"You’re so like your mother, you have so much energy!" friends have said to me. I admit energy-wise they’re right. My father preferred to sit in his chair analyzing mathematical problems, while mother was high-octane gas. She never stopped running around.
But I didn’t know why I inherited her energy until I read a report in the Nutrition Action Health Letter about mitochondria. So, here’s how you can increase your energy level.
It’s said that precious things come in small packages, and there’s no better example than mitochondria. Each cell in our body contains up to 2,000 mitochondria and, although tiny, they make up to 60 per cent of the volume of muscle cells and 40 per cent of heart cells.
Simon Melov, director of the Genomics Core at the Buck Institute for Age Research in California, reports that "mitochondria are the power plants of our cells, tiny furnaces within the cells of our body that burn food for energy."
But why am I so like my mother?

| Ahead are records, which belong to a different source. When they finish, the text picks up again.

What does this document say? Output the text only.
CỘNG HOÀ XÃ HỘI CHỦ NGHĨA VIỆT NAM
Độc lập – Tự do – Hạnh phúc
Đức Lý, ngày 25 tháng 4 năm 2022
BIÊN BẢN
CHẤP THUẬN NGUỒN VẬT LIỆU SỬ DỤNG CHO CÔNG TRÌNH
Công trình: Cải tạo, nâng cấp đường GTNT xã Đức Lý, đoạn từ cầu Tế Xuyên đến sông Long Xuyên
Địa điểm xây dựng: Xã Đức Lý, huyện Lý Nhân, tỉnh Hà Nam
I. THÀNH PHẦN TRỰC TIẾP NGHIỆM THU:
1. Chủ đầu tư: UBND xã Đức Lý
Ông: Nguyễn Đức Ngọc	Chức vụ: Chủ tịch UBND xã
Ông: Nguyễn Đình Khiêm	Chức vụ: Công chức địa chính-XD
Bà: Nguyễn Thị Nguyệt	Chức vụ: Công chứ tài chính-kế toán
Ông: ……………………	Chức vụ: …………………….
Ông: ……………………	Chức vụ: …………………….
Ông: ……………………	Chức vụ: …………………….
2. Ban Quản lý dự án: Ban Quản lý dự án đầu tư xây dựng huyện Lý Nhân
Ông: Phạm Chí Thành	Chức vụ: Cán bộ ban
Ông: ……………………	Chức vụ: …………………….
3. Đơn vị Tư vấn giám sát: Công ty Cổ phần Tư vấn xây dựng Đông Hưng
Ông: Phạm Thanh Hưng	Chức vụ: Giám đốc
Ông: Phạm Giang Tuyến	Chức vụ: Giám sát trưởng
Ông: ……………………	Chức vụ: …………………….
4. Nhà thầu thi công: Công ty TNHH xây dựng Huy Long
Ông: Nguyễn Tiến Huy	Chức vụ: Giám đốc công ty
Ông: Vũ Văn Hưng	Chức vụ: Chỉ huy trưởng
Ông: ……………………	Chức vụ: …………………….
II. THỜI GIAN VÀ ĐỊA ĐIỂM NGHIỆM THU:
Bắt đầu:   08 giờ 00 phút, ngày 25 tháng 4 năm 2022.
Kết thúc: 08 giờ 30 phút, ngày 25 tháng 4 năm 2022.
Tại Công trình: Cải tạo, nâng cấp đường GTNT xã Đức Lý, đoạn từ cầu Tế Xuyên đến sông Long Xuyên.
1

Mitochondria have their own genetic material. But unlike the DNA in the cell’s nucleus, which comes from both parents, mitochondria DNA is passed down from mother to child. This is also why I have the chance of living into my 90s, as did my mother.
Tory Hagen, a researcher at the Linus Pauling Institute Corvallis in Oregon, says, "Mitochondria have been called the Achilles’ heel of the cells in aging." Essentially, the healthier the mitochondria the longer the life.
These tiny mitochondria furnaces are continually using oxygen to burn fat, protein and carbohydrates to generate energy. This oxidation process results in the formation of free radicals, the metabolic ash that may also damage mitochondria.
Mark Mattson, chief of the cellular and molecular neuroscience section at the National Institute of Health, says weakened mitochondria may leave people susceptible to Parkinson’s disease or accelerate the downward trend of Alzheimer’s disease.
So how can you increase the number of mitochondria?
First, never forget the importance of exercise. David Hood, a researcher at York University in Toronto, says exercise can increase the number of mitochondria by 40 to 50 per cent in six weeks. It’s necessary to walk, run, bicycle or swim briskly for 20 minutes three to four times a week. You must continue these exercises to maintain healthy mitochondria and younger muscles.
In 2002, Dr. Bruce Ames, a researcher at the University of California, and his colleague Tory Hagan, made international headlines. They reported that old, sedentary rats (roughly equal to humans aged 70 to 100 years) perked up and danced the Macarena after being fed carnitine and lipoic acid. Lipoic acid is an antioxidant, and according to Hagen, carnitine pushes fat into mitochondria and gives a boost to their activity.
Ames and Hagen also discovered that rats given these two nutrients had less mitochondria damage in their brains and in beagles, increased short-term memory.
This combination of carnitine and lipoic acid is called Juvenon, and there is considerable information about it on the website juvenon.com/info. The problem is that this remedy is patented, not cheap and only available by calling a toll-free number.
I asked Dr. Andrew Weil, professor of integrative medicine at the University of Arizona, if this study made any sense. Weil is an internationally recognized expert on alternative medicine. He has travelled widely to study medicinal plants in South America and Africa, and has been a major proponent of omega-3 fatty acids, vitamin D and health benefits of fruits, vegetables and fish. He says that Juvenon is a remarkable health supplement and takes it daily. But he neglects to say whether if makes him dance the Macarena!
So what’s the message? Rats lacking the right nutrients get tired, don’t want to run on a treadmill, nor swim too far and cannot find cheese in a maze. Humans react the same way if they fall into the trap of consuming too many packaged foods laden with unhealthy ingredients. If that happens, mitochondria do not function efficiently. Adding a little carnitine and lipoid acid may prompt you to start dancing the Macarena!
» Dr. Gifford-Jones is a graduate of the University of Toronto and the Harvard Medical School. He took post-graduate training in surgery at the Strong Memorial Hospital in Rochester, McGill University in Montreal and Harvard. During his medical training he has been a family doctor, hotel doctor and ship’s surgeon. His medical column is published by 70 Canadian newspapers, several in the U.S. and the Epoch Times which has editions in a number of European countries.